Biden praised PEPFAR while at Hope Initiative.

“Look how many lives it has saved and how many lives it will continue to save,” she said. “It’s an amazing program.”

She also heard from Peter Mayavero and Clopas Lazarus, who participate in Agents of Change, which teaches them about gender-based violence. Lazarus told Biden that he talks to his peers about such violence when they play soccer.

“So you lure them in with soccer, and then you teach them” she said.

Patricia Sola and John Mafukidze, the married co-founders of Hope Initiative, said afterward that they were honored by Biden’s visit.

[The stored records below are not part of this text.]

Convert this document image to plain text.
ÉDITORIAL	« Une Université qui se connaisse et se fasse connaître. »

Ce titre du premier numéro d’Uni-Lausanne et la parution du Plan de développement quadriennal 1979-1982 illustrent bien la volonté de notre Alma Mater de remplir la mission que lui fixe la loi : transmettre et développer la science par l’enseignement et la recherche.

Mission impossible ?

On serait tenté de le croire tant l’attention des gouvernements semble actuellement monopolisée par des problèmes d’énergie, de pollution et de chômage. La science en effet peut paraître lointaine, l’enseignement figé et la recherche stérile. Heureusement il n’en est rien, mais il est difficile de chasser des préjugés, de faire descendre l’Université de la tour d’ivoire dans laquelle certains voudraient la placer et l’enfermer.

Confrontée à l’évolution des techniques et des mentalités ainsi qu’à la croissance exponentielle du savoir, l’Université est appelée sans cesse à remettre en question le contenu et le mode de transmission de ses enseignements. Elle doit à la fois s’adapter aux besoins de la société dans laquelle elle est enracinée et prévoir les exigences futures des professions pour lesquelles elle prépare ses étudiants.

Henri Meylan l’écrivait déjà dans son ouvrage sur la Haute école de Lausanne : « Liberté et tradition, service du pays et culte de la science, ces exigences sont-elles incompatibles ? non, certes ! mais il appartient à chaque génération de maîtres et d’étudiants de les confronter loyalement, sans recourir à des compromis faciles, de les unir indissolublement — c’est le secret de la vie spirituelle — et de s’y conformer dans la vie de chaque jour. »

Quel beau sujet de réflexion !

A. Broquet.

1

Sola said she depends on small-dollar grants or short-term funding for programming, and is interested in securing more long-term funding.

Sola called it “the biggest honor in my 58 years to have Biden come and listen.”

She said the visit gives her work a level of visibility the couple could never achieve on their own.

Before visiting Hope Initiative, Biden said at a luncheon in her honor that the futures of the U.S. and Africa are “intertwined” and that African voices are critical to solving pressing world problems.

Biden said that when she and President Biden were discussing her five-day visit to the continent, he told her how much Namibia’s struggle against apartheid inspired him to speak out when he was a U.S. senator. Namibia was once under the rule of South Africa, where the government operated under a now-abolished system of white minority rule.

“He understood then, as he does now, that our futures are intertwined,” the first lady told the audience of about 200 Namibian government and other leaders at the State House.

Namibian first lady Monica Geingos told Biden that her visit was a “powerful” sign of friendship for a country that “needs work.” Geingos added that “one of the reasons Namibia doesn’t make international headlines is because it’s a functioning democracy with the fundamentals in place.”

Biden said she decided to visit Namibia — her first time there — after getting to know Geingos when she accompanied her husband, President Hage Geingob, to Washington for a U.S. summit with leaders from Africa.

“You know, sometimes you meet someone and you instantly know that you will be friends,” Biden said, and described how their “conversation and laughter came so easily.”